AGITASI.ID – Hidup sebagai Mas-Mas biasa berjiwa abu-abu memang menyebalkan, apalagi ditambah dengan perguruan tinggi yang serba nanggung, sampai-sampai aktivisnya pula juga ikut nanggung. Namun hal demikian tak mungkin saya pribadi yang mengalaminya, konon hampir semua mahasiswa hukum di kampus ini dihantui mimpi buruk yang sama, lebih-lebih menimpa mahasiswa sejenis saya. Tiap malam terbayang kemelaratan dan masa depan yang menyesakkan dada. Tapi jangan khawatir, segera jalin hubungan dengan petinggi kampus, karena itu adalah satu-satunya cara menuntaskan keburukan nasib Anda. Ya! Ini cara paling jitu.

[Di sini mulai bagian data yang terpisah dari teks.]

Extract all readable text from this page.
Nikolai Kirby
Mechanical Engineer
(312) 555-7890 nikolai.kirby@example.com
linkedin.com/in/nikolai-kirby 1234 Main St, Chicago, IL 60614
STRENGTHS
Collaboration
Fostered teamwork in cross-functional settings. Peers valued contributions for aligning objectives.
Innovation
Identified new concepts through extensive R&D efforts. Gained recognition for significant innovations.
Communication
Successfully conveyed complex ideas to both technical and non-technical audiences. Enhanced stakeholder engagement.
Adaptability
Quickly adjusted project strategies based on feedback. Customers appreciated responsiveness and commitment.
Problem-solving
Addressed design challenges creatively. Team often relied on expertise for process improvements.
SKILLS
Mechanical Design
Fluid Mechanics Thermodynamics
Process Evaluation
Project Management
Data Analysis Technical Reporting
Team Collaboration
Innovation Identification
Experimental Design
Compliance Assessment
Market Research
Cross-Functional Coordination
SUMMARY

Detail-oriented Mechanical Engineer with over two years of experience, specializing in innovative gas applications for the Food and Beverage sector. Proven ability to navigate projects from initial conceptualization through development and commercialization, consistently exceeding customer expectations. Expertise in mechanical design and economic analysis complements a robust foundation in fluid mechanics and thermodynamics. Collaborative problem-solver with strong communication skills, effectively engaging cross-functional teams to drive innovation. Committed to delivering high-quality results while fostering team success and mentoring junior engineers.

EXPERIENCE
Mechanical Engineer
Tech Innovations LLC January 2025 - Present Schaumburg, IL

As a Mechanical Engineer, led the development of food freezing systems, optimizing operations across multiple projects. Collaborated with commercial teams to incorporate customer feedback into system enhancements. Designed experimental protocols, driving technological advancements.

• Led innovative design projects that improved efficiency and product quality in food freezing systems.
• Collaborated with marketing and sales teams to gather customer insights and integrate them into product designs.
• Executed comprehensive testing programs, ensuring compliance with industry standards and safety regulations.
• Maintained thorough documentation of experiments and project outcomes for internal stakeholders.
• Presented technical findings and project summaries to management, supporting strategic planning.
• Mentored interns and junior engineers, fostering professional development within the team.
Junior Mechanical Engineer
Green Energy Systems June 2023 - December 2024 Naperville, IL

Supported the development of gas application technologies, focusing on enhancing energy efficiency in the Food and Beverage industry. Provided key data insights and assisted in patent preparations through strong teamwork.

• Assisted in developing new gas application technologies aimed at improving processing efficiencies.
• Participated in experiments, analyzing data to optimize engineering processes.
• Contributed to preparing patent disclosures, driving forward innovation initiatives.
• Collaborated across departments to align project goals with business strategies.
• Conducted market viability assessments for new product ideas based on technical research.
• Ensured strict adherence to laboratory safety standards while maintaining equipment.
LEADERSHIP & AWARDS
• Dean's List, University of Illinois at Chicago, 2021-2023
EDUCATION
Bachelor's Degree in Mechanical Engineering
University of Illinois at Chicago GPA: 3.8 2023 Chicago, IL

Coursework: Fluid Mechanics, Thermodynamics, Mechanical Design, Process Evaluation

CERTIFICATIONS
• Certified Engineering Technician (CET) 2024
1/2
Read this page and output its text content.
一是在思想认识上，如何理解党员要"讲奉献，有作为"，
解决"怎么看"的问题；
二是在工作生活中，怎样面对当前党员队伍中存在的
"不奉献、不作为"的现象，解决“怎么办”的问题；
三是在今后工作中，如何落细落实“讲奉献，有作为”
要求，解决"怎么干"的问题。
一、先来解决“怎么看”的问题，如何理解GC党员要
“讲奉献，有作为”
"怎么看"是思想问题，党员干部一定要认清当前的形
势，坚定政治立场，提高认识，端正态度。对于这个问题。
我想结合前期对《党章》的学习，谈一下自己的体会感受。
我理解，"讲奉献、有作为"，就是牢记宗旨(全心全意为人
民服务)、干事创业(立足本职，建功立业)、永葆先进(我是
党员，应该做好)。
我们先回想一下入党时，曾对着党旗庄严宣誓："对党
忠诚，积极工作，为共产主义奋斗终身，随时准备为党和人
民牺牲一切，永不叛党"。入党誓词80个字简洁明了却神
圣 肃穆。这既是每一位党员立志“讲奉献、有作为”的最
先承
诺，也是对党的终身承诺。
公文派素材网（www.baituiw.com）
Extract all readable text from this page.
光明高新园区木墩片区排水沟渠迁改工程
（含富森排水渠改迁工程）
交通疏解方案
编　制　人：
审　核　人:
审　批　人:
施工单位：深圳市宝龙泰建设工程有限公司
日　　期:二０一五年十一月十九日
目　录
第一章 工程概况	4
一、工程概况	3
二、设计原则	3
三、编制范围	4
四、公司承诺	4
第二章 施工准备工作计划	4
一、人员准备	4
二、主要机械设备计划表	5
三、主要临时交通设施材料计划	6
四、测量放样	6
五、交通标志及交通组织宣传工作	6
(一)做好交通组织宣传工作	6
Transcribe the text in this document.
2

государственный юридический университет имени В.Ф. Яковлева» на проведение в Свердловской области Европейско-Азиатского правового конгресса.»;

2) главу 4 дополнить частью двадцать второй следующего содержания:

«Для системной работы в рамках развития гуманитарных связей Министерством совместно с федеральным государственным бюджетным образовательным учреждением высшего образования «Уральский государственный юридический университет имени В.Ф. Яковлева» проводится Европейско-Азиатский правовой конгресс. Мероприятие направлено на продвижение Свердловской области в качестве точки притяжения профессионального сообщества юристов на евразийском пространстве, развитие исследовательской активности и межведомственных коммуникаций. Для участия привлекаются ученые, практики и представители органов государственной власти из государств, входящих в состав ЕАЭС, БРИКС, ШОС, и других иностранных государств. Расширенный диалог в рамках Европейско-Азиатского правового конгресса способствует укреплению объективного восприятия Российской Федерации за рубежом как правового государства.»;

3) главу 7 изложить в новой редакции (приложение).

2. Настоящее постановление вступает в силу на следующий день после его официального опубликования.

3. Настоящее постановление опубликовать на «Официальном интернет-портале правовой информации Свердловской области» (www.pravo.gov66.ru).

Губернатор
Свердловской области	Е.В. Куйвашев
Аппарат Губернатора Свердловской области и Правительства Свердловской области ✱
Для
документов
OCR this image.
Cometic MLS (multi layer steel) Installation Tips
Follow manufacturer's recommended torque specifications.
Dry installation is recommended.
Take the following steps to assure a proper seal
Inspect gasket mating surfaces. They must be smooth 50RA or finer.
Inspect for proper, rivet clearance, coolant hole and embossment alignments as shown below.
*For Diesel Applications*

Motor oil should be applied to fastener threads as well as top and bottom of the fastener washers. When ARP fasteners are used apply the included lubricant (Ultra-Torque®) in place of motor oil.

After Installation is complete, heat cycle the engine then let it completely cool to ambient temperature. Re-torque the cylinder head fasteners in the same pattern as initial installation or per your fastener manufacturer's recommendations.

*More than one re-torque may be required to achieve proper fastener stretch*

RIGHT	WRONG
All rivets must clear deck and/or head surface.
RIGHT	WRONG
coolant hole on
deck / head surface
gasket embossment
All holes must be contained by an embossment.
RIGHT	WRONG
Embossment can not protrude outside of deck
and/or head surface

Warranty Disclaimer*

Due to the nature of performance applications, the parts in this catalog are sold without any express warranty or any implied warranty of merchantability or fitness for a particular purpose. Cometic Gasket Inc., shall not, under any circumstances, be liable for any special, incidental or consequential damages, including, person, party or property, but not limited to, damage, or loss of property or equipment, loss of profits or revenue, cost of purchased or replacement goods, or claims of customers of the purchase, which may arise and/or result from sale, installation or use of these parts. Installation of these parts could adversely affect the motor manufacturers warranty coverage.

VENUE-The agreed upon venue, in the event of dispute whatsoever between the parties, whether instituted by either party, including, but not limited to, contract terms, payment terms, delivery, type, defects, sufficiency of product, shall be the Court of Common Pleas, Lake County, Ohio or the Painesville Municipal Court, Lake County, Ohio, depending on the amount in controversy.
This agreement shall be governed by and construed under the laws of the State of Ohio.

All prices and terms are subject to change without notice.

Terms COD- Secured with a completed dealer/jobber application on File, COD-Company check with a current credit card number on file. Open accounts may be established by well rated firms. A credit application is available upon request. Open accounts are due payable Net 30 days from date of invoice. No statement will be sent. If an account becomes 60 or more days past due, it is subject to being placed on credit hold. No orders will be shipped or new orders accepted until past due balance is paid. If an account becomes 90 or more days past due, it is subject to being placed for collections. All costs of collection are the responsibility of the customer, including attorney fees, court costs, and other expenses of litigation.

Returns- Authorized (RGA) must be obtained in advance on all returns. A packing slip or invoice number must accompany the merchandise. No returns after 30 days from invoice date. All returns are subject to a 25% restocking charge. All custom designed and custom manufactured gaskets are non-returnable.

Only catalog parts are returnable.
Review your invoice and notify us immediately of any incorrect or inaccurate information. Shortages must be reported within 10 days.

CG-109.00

Sudah dua tahun lamanya saya hidup di kampus ini, banyak hal yang saya peroleh, mulai dari pengalaman berorganisasi, bergaul seadanya, sampai dengan belajar hal-hal yang tak amat penting. Kendati demikian, beberapa akhir pekan ini saya mulai kepikiran soal nasib hidup, nanti usai lulus kuliah mau kemana ya? Kalo mau kerja, kerja apa? Kalo lanjut S2, uang darimana? kira-kira begitu, pertanyaan-pertanyaan yang mulai muncul di batin. Dibuatnya kepala pening dan sedikit mual susah tidur.
Ya wajar saja, usia saya sudah duapuluh tahun. Usia ini sering disebut sebagai usia paripurna, dimana kita semua dipaksa untuk segera menentukan mana yang penting dan mana yang tidak. Saya pun diusia ini masih terbilang cukup rilex, disibukkan dengan hal macam-macam. Berwarna tanggung jawab pun sudah mulai terasa berat di pundak, berteman sewajarnya, lebih sering jalan-jalan, selebihnya belajar jatuh cinta dan benar-benar kepikiran soal makhluk ‘nasib hidup’ ini.
Menjalani hari-hari sebagai mahasiswa hukum, yang secara adminitrasi masuk di Fakultas Syariah Universitas Islam Negeri KH. Achmad Siddiq (UIN KHAS), memanglah tak gampang. Sungguh banyak batu terjal menghadang, dengan cita-cita yang cukup melintang, saya coba hadapinya dengan tenang.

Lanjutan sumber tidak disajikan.